If one thought or emotion stands out to you as particularly strange or abnormal, that’s something to talk about as well. Don’t let the stigma of “crazy thoughts” hold you back from discussing it, because that’s exactly what therapists are there to help you figure out in complete confidence. They might even help you understand why your thoughts might not be as crazy as you think.
Reflect on Each Session
We know most people don’t tend to walk out of a therapy session and forget everything that was said (unless maybe they’re forced to be there maybe). However, appropriate thoughtfulness of what was discussed in such a short session can help make advice lasting well into the next session of therapy.
An example of what you can do to be presently mindful about what you’ve learned is writing daily in a personal journal. Write about your day, thoughts, and feelings. You’ll be surprised to find just how many connections you might be able to make with your therapy sessions and even the smallest thoughts when it’s all written down on paper.
If doing something like journaling is too much of a time commitment or a disciplinary issue, even just a few minutes each day quietly reflecting on your session, and of your day. Just like journaling, this can help you make the connections between your therapy and daily recovery. Though writing it down helps cement it in your memory, even just the act of reflecting and being aware is what is most important.
Let Your Therapist Know When They Miss the Mark
As much as we’d like to say therapists know exactly what you need or what you mean all the time, they’re not all-knowing. Being confrontational about your feelings, even if through another person, is a great skill to develop. If a therapist makes an incorrect observation about you, correct them, for both your sake and theirs.

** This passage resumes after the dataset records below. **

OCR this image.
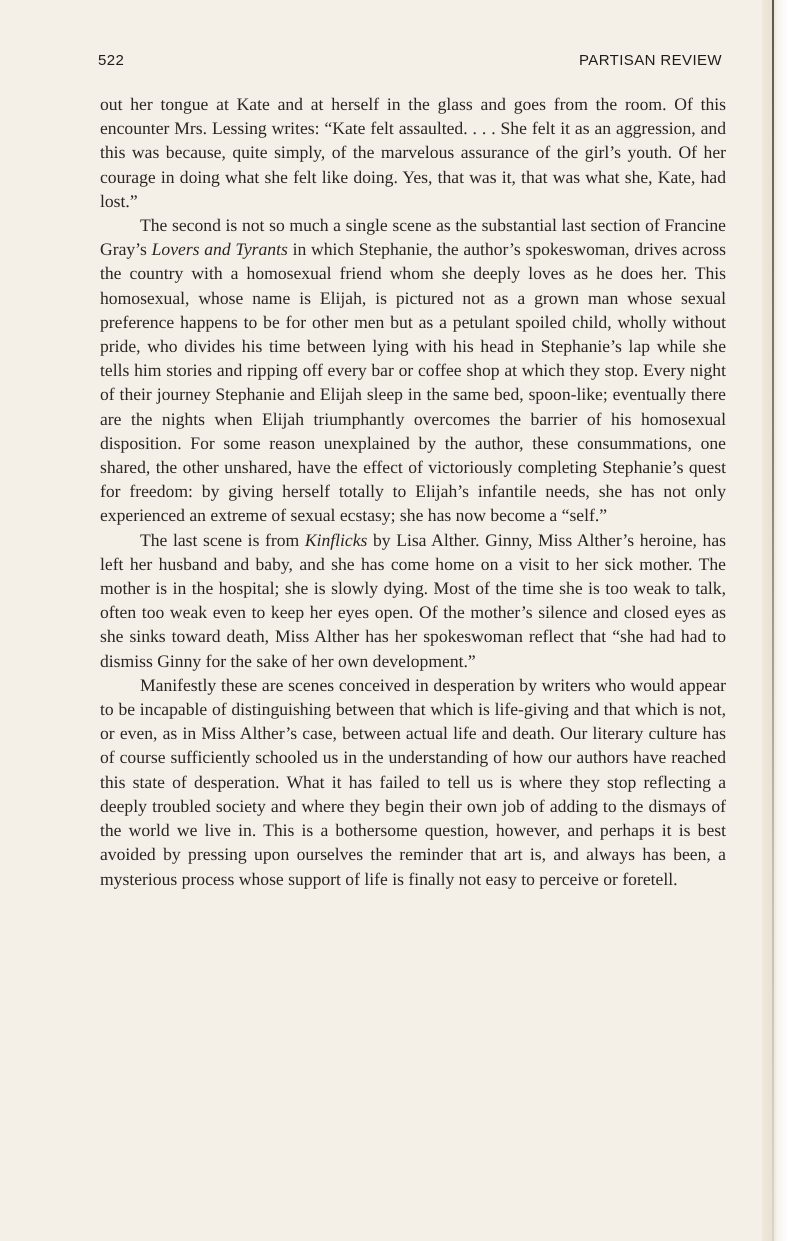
522	PARTISAN REVIEW

out her tongue at Kate and at herself in the glass and goes from the room. Of this encounter Mrs. Lessing writes: “Kate felt assaulted. . . . She felt it as an aggression, and this was because, quite simply, of the marvelous assurance of the girl’s youth. Of her courage in doing what she felt like doing. Yes, that was it, that was what she, Kate, had lost.”

The second is not so much a single scene as the substantial last section of Francine Gray’s Lovers and Tyrants in which Stephanie, the author’s spokeswoman, drives across the country with a homosexual friend whom she deeply loves as he does her. This homosexual, whose name is Elijah, is pictured not as a grown man whose sexual preference happens to be for other men but as a petulant spoiled child, wholly without pride, who divides his time between lying with his head in Stephanie’s lap while she tells him stories and ripping off every bar or coffee shop at which they stop. Every night of their journey Stephanie and Elijah sleep in the same bed, spoon-like; eventually there are the nights when Elijah triumphantly overcomes the barrier of his homosexual disposition. For some reason unexplained by the author, these consummations, one shared, the other unshared, have the effect of victoriously completing Stephanie’s quest for freedom: by giving herself totally to Elijah’s infantile needs, she has not only experienced an extreme of sexual ecstasy; she has now become a “self.”

The last scene is from Kinflicks by Lisa Alther. Ginny, Miss Alther’s heroine, has left her husband and baby, and she has come home on a visit to her sick mother. The mother is in the hospital; she is slowly dying. Most of the time she is too weak to talk, often too weak even to keep her eyes open. Of the mother’s silence and closed eyes as she sinks toward death, Miss Alther has her spokeswoman reflect that “she had had to dismiss Ginny for the sake of her own development.”

Manifestly these are scenes conceived in desperation by writers who would appear to be incapable of distinguishing between that which is life-giving and that which is not, or even, as in Miss Alther’s case, between actual life and death. Our literary culture has of course sufficiently schooled us in the understanding of how our authors have reached this state of desperation. What it has failed to tell us is where they stop reflecting a deeply troubled society and where they begin their own job of adding to the dismays of the world we live in. This is a bothersome question, however, and perhaps it is best avoided by pressing upon ourselves the reminder that art is, and always has been, a mysterious process whose support of life is finally not easy to perceive or foretell.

This tip extends to more than just feelings and thoughts as well. Sometimes, venting our thoughts unfiltered to a therapist with no interruptions is the best way to effectively spend time in a session. Other times, guided thought through questions and observations from your therapist helps more. If your therapist is guiding you in a way that you may think is ineffective, say something. Unless they specifically think otherwise, you are probably right to take a loose guide.

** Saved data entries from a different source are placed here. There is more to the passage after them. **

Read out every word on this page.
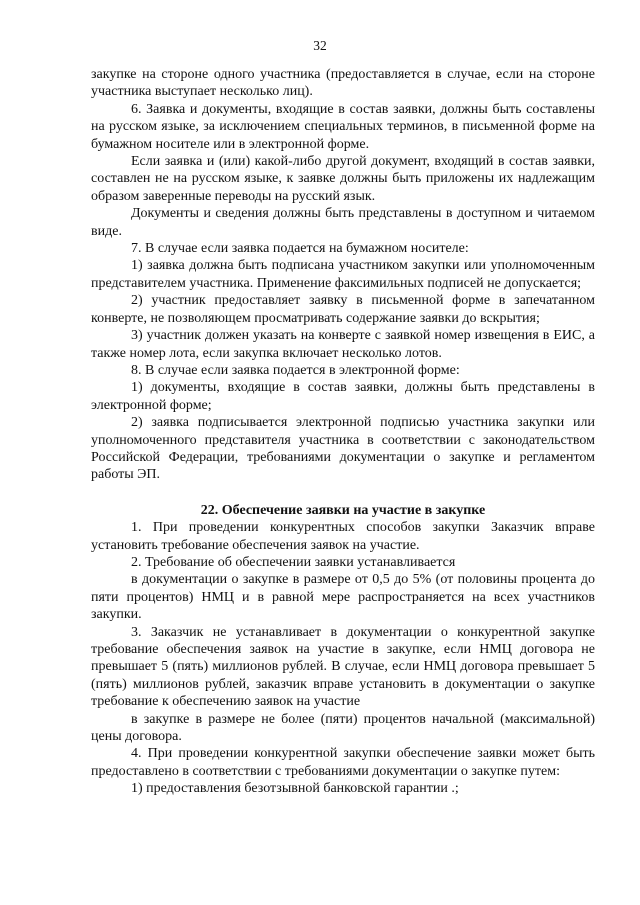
32

закупке на стороне одного участника (предоставляется в случае, если на стороне участника выступает несколько лиц).

6. Заявка и документы, входящие в состав заявки, должны быть составлены на русском языке, за исключением специальных терминов, в письменной форме на бумажном носителе или в электронной форме.

Если заявка и (или) какой-либо другой документ, входящий в состав заявки, составлен не на русском языке, к заявке должны быть приложены их надлежащим образом заверенные переводы на русский язык.

Документы и сведения должны быть представлены в доступном и читаемом виде.

7. В случае если заявка подается на бумажном носителе:

1) заявка должна быть подписана участником закупки или уполномоченным представителем участника. Применение факсимильных подписей не допускается;

2) участник предоставляет заявку в письменной форме в запечатанном конверте, не позволяющем просматривать содержание заявки до вскрытия;

3) участник должен указать на конверте с заявкой номер извещения в ЕИС, а также номер лота, если закупка включает несколько лотов.

8. В случае если заявка подается в электронной форме:

1) документы, входящие в состав заявки, должны быть представлены в электронной форме;

2) заявка подписывается электронной подписью участника закупки или уполномоченного представителя участника в соответствии с законодательством Российской Федерации, требованиями документации о закупке и регламентом работы ЭП.

22. Обеспечение заявки на участие в закупке

1. При проведении конкурентных способов закупки Заказчик вправе установить требование обеспечения заявок на участие.

2. Требование об обеспечении заявки устанавливается

в документации о закупке в размере от 0,5 до 5% (от половины процента до пяти процентов) НМЦ и в равной мере распространяется на всех участников закупки.

3. Заказчик не устанавливает в документации о конкурентной закупке требование обеспечения заявок на участие в закупке, если НМЦ договора не превышает 5 (пять) миллионов рублей. В случае, если НМЦ договора превышает 5 (пять) миллионов рублей, заказчик вправе установить в документации о закупке требование к обеспечению заявок на участие

в закупке в размере не более (пяти) процентов начальной (максимальной) цены договора.

4. При проведении конкурентной закупки обеспечение заявки может быть предоставлено в соответствии с требованиями документации о закупке путем:

1) предоставления безотзывной банковской гарантии .;
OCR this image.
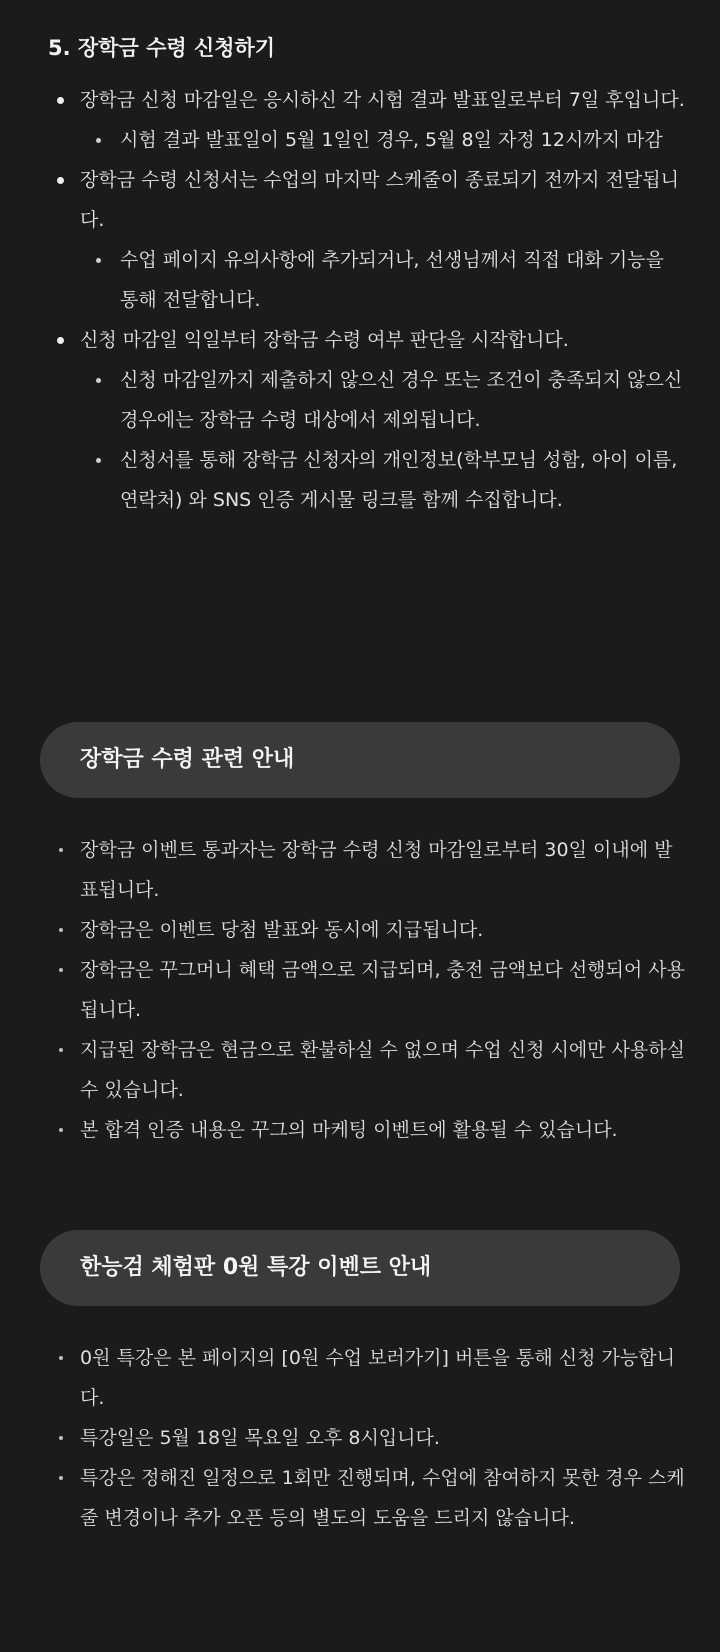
5. 장학금 수령 신청하기
장학금 신청 마감일은 응시하신 각 시험 결과 발표일로부터 7일 후입니다.
시험 결과 발표일이 5월 1일인 경우, 5월 8일 자정 12시까지 마감
장학금 수령 신청서는 수업의 마지막 스케줄이 종료되기 전까지 전달됩니다.
수업 페이지 유의사항에 추가되거나, 선생님께서 직접 대화 기능을 통해 전달합니다.
신청 마감일 익일부터 장학금 수령 여부 판단을 시작합니다.
신청 마감일까지 제출하지 않으신 경우 또는 조건이 충족되지 않으신 경우에는 장학금 수령 대상에서 제외됩니다.
신청서를 통해 장학금 신청자의 개인정보(학부모님 성함, 아이 이름, 연락처) 와 SNS 인증 게시물 링크를 함께 수집합니다.
장학금 수령 관련 안내
장학금 이벤트 통과자는 장학금 수령 신청 마감일로부터 30일 이내에 발표됩니다.
장학금은 이벤트 당첨 발표와 동시에 지급됩니다.
장학금은 꾸그머니 혜택 금액으로 지급되며, 충전 금액보다 선행되어 사용됩니다.
지급된 장학금은 현금으로 환불하실 수 없으며 수업 신청 시에만 사용하실 수 있습니다.
본 합격 인증 내용은 꾸그의 마케팅 이벤트에 활용될 수 있습니다.
한능검 체험판 0원 특강 이벤트 안내
0원 특강은 본 페이지의 [0원 수업 보러가기] 버튼을 통해 신청 가능합니다.
특강일은 5월 18일 목요일 오후 8시입니다.
특강은 정해진 일정으로 1회만 진행되며, 수업에 참여하지 못한 경우 스케줄 변경이나 추가 오픈 등의 별도의 도움을 드리지 않습니다.
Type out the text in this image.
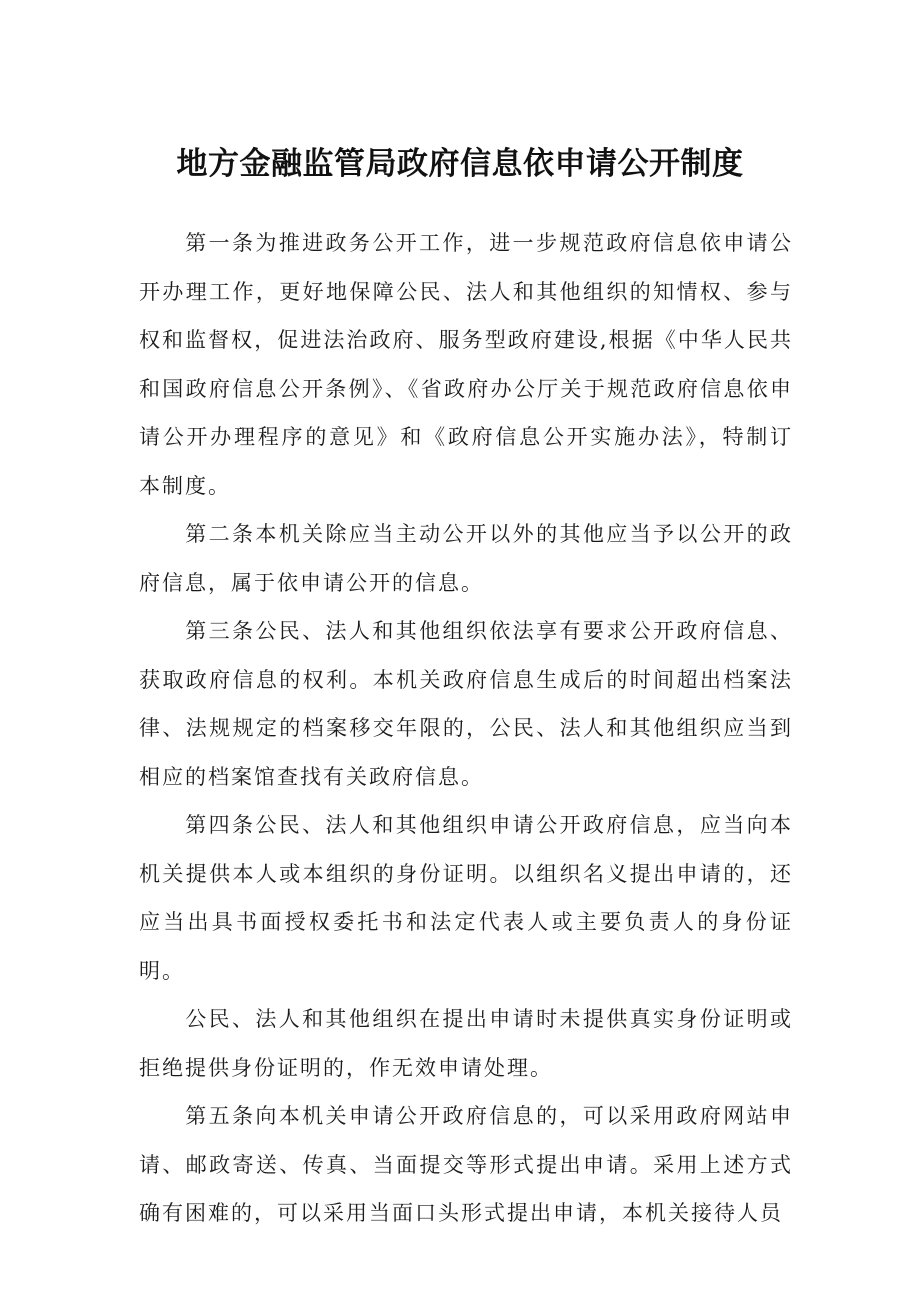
地方金融监管局政府信息依申请公开制度

第一条为推进政务公开工作，进一步规范政府信息依申请公开办理工作，更好地保障公民、法人和其他组织的知情权、参与权和监督权，促进法治政府、服务型政府建设,根据《中华人民共和国政府信息公开条例》、《省政府办公厅关于规范政府信息依申请公开办理程序的意见》和《政府信息公开实施办法》，特制订本制度。

第二条本机关除应当主动公开以外的其他应当予以公开的政府信息，属于依申请公开的信息。

第三条公民、法人和其他组织依法享有要求公开政府信息、获取政府信息的权利。本机关政府信息生成后的时间超出档案法律、法规规定的档案移交年限的，公民、法人和其他组织应当到相应的档案馆查找有关政府信息。

第四条公民、法人和其他组织申请公开政府信息，应当向本机关提供本人或本组织的身份证明。以组织名义提出申请的，还应当出具书面授权委托书和法定代表人或主要负责人的身份证明。

公民、法人和其他组织在提出申请时未提供真实身份证明或拒绝提供身份证明的，作无效申请处理。

第五条向本机关申请公开政府信息的，可以采用政府网站申请、邮政寄送、传真、当面提交等形式提出申请。采用上述方式确有困难的，可以采用当面口头形式提出申请，本机关接待人员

This particular tip might be a struggle for some to identify when it’s happening. If it’s not obvious to you when it happens during the session, this is where being mindful and reflective between sessions will help. Try to ask yourself questions such as “why was this session not as productive?” or “why did what my therapist said seem wrong?”. If you don’t catch problems in the moment, asking yourself questions like these might help you identify them quicker in the future.
Remember That You Are in Control
You are in control of your own therapy! If you feel like your therapy is becoming off-topic, or possibly becoming ineffective, it is going to be up to you to try and make a change. Though it may not seem that way sometimes, you know yourself better than your therapist and allowing them to guide rather than control is critical to finding effective recovery.
A therapist should challenge you and help you understand your thoughts and feelings. It’s natural for therapy to feel like a source of healthy anxiety or hard work sometimes, but it should not be any more than that. Sometimes, a therapist just is not a good fit for a patient. If the thought of your therapist is evoking fear, anger, or a feeling of wasting time despite your best efforts, then it is worth your time to consider a different therapist. Most importantly: don’t give up on therapy if you have a bad fit! We can assure you there are better horizons ahead.
The takeaway of all this in a nutshell is to get the maximum effect of therapy, you have to mentally commit and work hard. Self therapy outside of sessions, maintaining the mindset of recovery, and working with what you know is best for yourself will help therapy take hold and make lasting changes. Find out what works best for you!